Salt Lake County District Attorney Lohra Miller wants to dig through a former employee's phone and banking records to prove she fired him for the right reasons.

Miller asked the county's Career Service Council earlier this month for subpoenas for the records to prove Kent Morgan, a 24-year veteran of the District Attorney's Office, was leaking confidential information to a criminal defendant.

Morgan, who has appealed his termination to the council, called the subpoenas a "wholly inappropriate fishing expedition," according to documents filed with the county's Career Service Council.

Morgan insists Miller's subpoena request proves she didn't have enough evidence to warrant his termination.

"If you didn't have enough evidence when you started, perhaps you didn't have enough evidence to begin with," Morgan's attorney, Phil Dyer, said.

"The county cannot bolster its case by seeking after-acquired evidence, when, to do so, would violate the Due Process Clauses contained in the U.S. and Utah Constitutions," the filing states.

Miller already has copies of Morgan's phone records from his work line and business cell line. Now, she wants the home records to bolster her case that Morgan leaked information to Steve Maese, who is scheduled to go to trial in July for allegedly running a prostitution ring.

If the council grants the subpoena, Morgan fears his personal phone records will "be subject to public scrutiny," since an average Joe can file a public records request for the documents.

"The privacy rights of (Morgan) and his spouse are being improperly, unduly and unnecessarily invaded without any justification or cause by the county," the filing states.

Maese and Morgan are friends who met during Morgan's 2006 election for district attorney. Morgan tapped Maese's marketing background to help him in his campaign.

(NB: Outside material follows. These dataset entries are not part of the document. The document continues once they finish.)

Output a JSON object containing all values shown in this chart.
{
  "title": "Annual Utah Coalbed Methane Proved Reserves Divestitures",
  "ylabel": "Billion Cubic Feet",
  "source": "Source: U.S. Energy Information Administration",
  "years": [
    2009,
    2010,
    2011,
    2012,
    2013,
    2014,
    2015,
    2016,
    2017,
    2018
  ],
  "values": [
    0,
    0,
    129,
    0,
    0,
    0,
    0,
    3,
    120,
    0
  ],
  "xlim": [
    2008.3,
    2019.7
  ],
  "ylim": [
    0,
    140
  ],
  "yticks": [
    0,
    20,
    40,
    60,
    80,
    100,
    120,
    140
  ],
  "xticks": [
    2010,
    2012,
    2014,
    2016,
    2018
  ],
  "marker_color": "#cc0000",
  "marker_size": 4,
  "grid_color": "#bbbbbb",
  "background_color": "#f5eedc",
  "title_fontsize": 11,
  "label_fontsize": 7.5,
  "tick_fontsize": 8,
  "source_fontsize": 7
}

After he lost, the friendship continued. But both Maese and Morgan insist no top-secret information about Maese's case was revealed.

They are friends who enjoy talking about politics, nothing more, they say.

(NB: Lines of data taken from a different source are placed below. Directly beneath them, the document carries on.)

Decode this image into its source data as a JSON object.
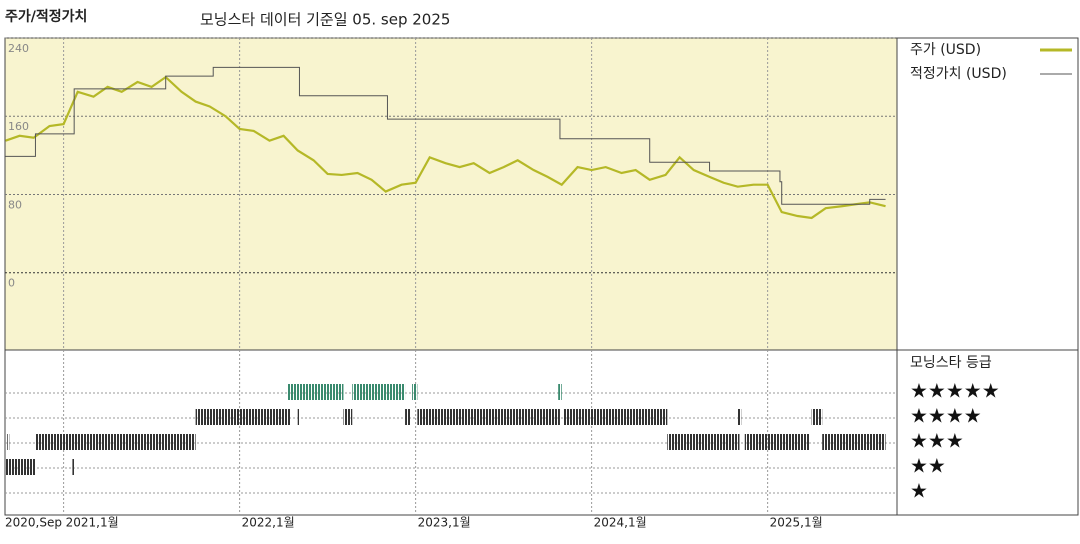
{
  "chart_data": {
    "type": "line",
    "title": "주가/적정가치",
    "subtitle": "모닝스타 데이터 기준일 05. sep 2025",
    "xlim": [
      2020.667,
      2025.735
    ],
    "xticks": [
      {
        "value": 2020.667,
        "label": "2020,Sep"
      },
      {
        "value": 2021,
        "label": "2021,1월"
      },
      {
        "value": 2022,
        "label": "2022,1월"
      },
      {
        "value": 2023,
        "label": "2023,1월"
      },
      {
        "value": 2024,
        "label": "2024,1월"
      },
      {
        "value": 2025,
        "label": "2025,1월"
      }
    ],
    "ylim": [
      -79,
      240
    ],
    "yticks": [
      0,
      80,
      160,
      240
    ],
    "grid": true,
    "series": [
      {
        "name": "주가 (USD)",
        "color": "#b5b827",
        "drawstyle": "line",
        "x": [
          2020.67,
          2020.75,
          2020.83,
          2020.92,
          2021.0,
          2021.08,
          2021.17,
          2021.25,
          2021.33,
          2021.42,
          2021.5,
          2021.58,
          2021.67,
          2021.75,
          2021.83,
          2021.92,
          2022.0,
          2022.08,
          2022.17,
          2022.25,
          2022.33,
          2022.42,
          2022.5,
          2022.58,
          2022.67,
          2022.75,
          2022.83,
          2022.92,
          2023.0,
          2023.08,
          2023.17,
          2023.25,
          2023.33,
          2023.42,
          2023.5,
          2023.58,
          2023.67,
          2023.75,
          2023.83,
          2023.92,
          2024.0,
          2024.08,
          2024.17,
          2024.25,
          2024.33,
          2024.42,
          2024.5,
          2024.58,
          2024.67,
          2024.75,
          2024.83,
          2024.92,
          2025.0,
          2025.08,
          2025.17,
          2025.25,
          2025.33,
          2025.42,
          2025.5,
          2025.58,
          2025.67
        ],
        "values": [
          135,
          140,
          138,
          150,
          152,
          185,
          180,
          190,
          185,
          195,
          190,
          200,
          185,
          175,
          170,
          160,
          147,
          145,
          135,
          140,
          125,
          115,
          101,
          100,
          102,
          95,
          83,
          90,
          92,
          118,
          112,
          108,
          112,
          102,
          108,
          115,
          105,
          98,
          90,
          108,
          105,
          108,
          102,
          105,
          95,
          100,
          118,
          105,
          98,
          92,
          88,
          90,
          90,
          62,
          58,
          56,
          66,
          68,
          70,
          72,
          68
        ]
      },
      {
        "name": "적정가치 (USD)",
        "color": "#555555",
        "drawstyle": "steps-post",
        "x": [
          2020.67,
          2020.84,
          2021.06,
          2021.58,
          2021.85,
          2022.34,
          2022.84,
          2023.82,
          2024.33,
          2024.67,
          2025.07,
          2025.08,
          2025.58,
          2025.67
        ],
        "values": [
          119,
          142,
          188,
          201,
          210,
          181,
          157,
          137,
          113,
          104,
          93,
          70,
          75,
          75
        ]
      }
    ],
    "ratings": {
      "title": "모닝스타 등급",
      "labels": [
        "★★★★★",
        "★★★★",
        "★★★",
        "★★",
        "★"
      ],
      "label_values": [
        5,
        4,
        3,
        2,
        1
      ],
      "colors": {
        "high": "#3a8a6e",
        "other": "#333333"
      },
      "start": [
        2020.67,
        2021.05,
        2020.68,
        2020.84,
        2024.43,
        2024.87,
        2025.31,
        2021.75,
        2022.33,
        2022.59,
        2022.94,
        2023.01,
        2023.84,
        2024.83,
        2025.25,
        2022.27,
        2022.64,
        2022.98,
        2023.81
      ],
      "end": [
        2020.84,
        2021.06,
        2020.69,
        2021.75,
        2024.84,
        2025.24,
        2025.67,
        2022.29,
        2022.34,
        2022.64,
        2022.97,
        2023.82,
        2024.43,
        2024.85,
        2025.31,
        2022.59,
        2022.94,
        2023.01,
        2023.83
      ],
      "values": [
        2,
        2,
        3,
        3,
        3,
        3,
        3,
        4,
        4,
        4,
        4,
        4,
        4,
        4,
        4,
        5,
        5,
        5,
        5
      ]
    }
  }
}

But Morgan allegedly told Miller that he did provide some advice about Maese's prosecution, according to another document filed with the Career Service Council. That document alleges Morgan helped Maese pick his legal counsel and that Maese called him after court appearances.

Morgan never disclosed his relationship with Maese to anyone in the District Attorney's Office.

Miller fired Morgan in March for allegedly leaking confidential information to Maese. Maese apparently made a statement to police in 2006 that made them believe he knew information only prosecutors involved in screening the case would have known, according to the Morgan's termination letter. The letter does not specify what information Maese supposedly knew that only prosecutors would have known.

Morgan had a lot of phone contact with Maese, with more than 130 telephone calls between them in a 21-month span. The newspaper obtained Morgan's business phone and cell phone records through the Government Records Access and Management Act.

"Morgan's release of information violated professional standards and damaged the office's relationship with the law enforcement community," deputy district attorneys Valerie Wilde and Melanie Mitchell wrote to the Career Service Council.

Miller also wants access to bank records from Morgan's unsuccessful campaign for district attorney in 2006. Morgan lost to Miller during the Republican convention that year.

Morgan believes Miller fired him for political reasons, according to other filings with the career service council.